Der Anteil derjenigen, die durch Medien den Weg zum Spenden gefunden haben, wächst stetig. Während 2016 nur 5,1 Prozent durch Aufrufe in den Medien auf Spenden aufmerksam wurden, geben dies 2019 bereits 7,5 Prozent als Spendenanstoß an. Besonders auffallend ist, dass das Medium Internet (2,1 Prozent) und im speziellen die Sozialen Medien (0,5 Prozent) bisher zwar eher langsam, aber dafür kontinuierlich mehr Menschen zum Spenden erreichen. Während fast alle anderen Spendenanstöße, wie Kollekte (2018 6,3 Prozent; 2019 5,6 Prozent), Hinweise von Freunden (2017 8,0 Prozent; 2019 5,6 Prozent) sowie persönliche Ansprachen (2018 5,3 Prozent; 2019 4,9 Prozent) weniger Spenden generieren, nimmt der Anteil derer, die durch Medien zum Spenden aufmerksam gemacht wurden, zu. Bisher bleibt allerdings der persönlich adressierte Brief der effizienteste Spendenanstoß. Vermutlich liegt das jedoch daran, dass damit die Generation 60+ erreicht wird.

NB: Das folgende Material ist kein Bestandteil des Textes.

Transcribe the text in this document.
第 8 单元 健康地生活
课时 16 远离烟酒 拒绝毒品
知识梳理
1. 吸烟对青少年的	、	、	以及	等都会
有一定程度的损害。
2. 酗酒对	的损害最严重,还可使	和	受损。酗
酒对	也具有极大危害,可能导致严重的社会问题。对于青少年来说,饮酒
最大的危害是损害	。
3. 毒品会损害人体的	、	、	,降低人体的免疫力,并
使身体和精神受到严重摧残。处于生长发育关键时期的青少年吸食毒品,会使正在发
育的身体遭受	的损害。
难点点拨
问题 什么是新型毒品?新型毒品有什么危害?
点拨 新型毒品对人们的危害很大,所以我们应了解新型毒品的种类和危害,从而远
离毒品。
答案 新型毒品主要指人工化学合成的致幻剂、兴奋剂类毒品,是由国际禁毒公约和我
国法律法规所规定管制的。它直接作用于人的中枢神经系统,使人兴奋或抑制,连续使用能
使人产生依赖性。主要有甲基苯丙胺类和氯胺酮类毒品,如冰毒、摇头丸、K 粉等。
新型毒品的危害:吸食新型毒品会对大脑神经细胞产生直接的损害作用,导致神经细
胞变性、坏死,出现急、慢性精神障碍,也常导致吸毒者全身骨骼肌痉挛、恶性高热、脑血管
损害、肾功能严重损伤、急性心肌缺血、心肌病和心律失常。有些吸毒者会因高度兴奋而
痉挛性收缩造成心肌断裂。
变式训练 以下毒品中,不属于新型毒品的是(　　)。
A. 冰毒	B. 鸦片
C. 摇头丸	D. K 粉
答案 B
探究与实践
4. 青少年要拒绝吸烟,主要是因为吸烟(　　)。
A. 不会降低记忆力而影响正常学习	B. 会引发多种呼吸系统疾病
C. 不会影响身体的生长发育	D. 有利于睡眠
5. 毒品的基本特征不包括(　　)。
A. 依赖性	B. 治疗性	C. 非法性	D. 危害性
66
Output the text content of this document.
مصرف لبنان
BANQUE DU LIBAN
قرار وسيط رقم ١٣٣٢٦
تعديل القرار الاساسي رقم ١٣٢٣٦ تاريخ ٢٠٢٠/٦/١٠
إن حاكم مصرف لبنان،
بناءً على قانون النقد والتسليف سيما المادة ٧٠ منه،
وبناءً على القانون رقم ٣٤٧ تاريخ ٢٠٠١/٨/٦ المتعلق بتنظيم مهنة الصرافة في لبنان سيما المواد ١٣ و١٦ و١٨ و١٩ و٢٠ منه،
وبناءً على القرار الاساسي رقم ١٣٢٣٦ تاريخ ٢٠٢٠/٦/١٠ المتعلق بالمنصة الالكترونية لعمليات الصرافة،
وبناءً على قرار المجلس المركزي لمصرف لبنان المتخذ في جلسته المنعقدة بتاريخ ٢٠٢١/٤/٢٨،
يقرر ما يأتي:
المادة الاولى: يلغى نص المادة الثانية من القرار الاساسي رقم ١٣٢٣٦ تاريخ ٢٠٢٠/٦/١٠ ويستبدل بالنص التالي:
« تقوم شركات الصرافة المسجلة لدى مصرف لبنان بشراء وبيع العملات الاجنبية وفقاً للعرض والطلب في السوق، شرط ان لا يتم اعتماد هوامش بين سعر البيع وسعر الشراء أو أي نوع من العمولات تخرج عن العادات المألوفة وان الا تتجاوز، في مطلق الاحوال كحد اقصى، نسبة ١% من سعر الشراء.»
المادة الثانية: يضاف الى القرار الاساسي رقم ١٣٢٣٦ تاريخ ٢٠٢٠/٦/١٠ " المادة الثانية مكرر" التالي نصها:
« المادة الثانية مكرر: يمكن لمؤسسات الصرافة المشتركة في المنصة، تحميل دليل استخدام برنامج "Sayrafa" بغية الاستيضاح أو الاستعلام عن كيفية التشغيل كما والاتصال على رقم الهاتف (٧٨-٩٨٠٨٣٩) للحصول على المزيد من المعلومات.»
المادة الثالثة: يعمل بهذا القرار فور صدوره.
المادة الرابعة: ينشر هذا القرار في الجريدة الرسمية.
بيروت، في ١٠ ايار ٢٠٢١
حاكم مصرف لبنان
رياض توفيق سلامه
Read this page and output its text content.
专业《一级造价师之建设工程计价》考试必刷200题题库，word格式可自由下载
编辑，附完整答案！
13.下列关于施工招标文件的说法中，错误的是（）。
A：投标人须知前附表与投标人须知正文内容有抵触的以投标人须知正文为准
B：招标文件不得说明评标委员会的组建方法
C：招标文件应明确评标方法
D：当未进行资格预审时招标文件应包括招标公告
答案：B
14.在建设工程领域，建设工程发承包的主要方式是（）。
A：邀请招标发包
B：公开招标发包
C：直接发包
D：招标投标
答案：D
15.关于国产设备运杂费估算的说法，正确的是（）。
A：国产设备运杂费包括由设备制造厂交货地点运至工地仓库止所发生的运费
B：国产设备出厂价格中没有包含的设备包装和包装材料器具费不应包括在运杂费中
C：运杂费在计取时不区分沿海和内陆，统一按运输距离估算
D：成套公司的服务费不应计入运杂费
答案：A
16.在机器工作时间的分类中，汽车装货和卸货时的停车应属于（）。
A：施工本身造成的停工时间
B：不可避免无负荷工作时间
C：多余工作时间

Die extreme Spendendifferenz zwischen alt und jung ist ein zunehmendes Problem von Hilfsorganisationen, die auf die Einnahmen von Spenden angewiesen sind. Als ich die Ergebnisse des Spendenrat gelesen habe, muss ich gestehen, dass ich mich für mich und meine Generation geschämt habe. Dabei muss ich auch ganz ehrlich sein und mir selber an die eigene Nase packen, denn richtig gespendet habe ich bisher auch sehr selten. Natürlich ist es auch verständlich, dass junge Menschen, die sowieso eher weniger Geld haben, keine hohen Beträge spenden können, allerdings reicht ja auch schon eine kleine Summe aus, um Menschen in Notlagen zu helfen. Wenn jeder einen Café-Besuch weniger im Monat macht und dieses Geld stattdessen an Hilfsbedürftige spendet, kann so vielen Millionen Menschen geholfen werden. Me, myself and I – so möchte ich nicht sein. You and me – das klingt doch um einiges besser.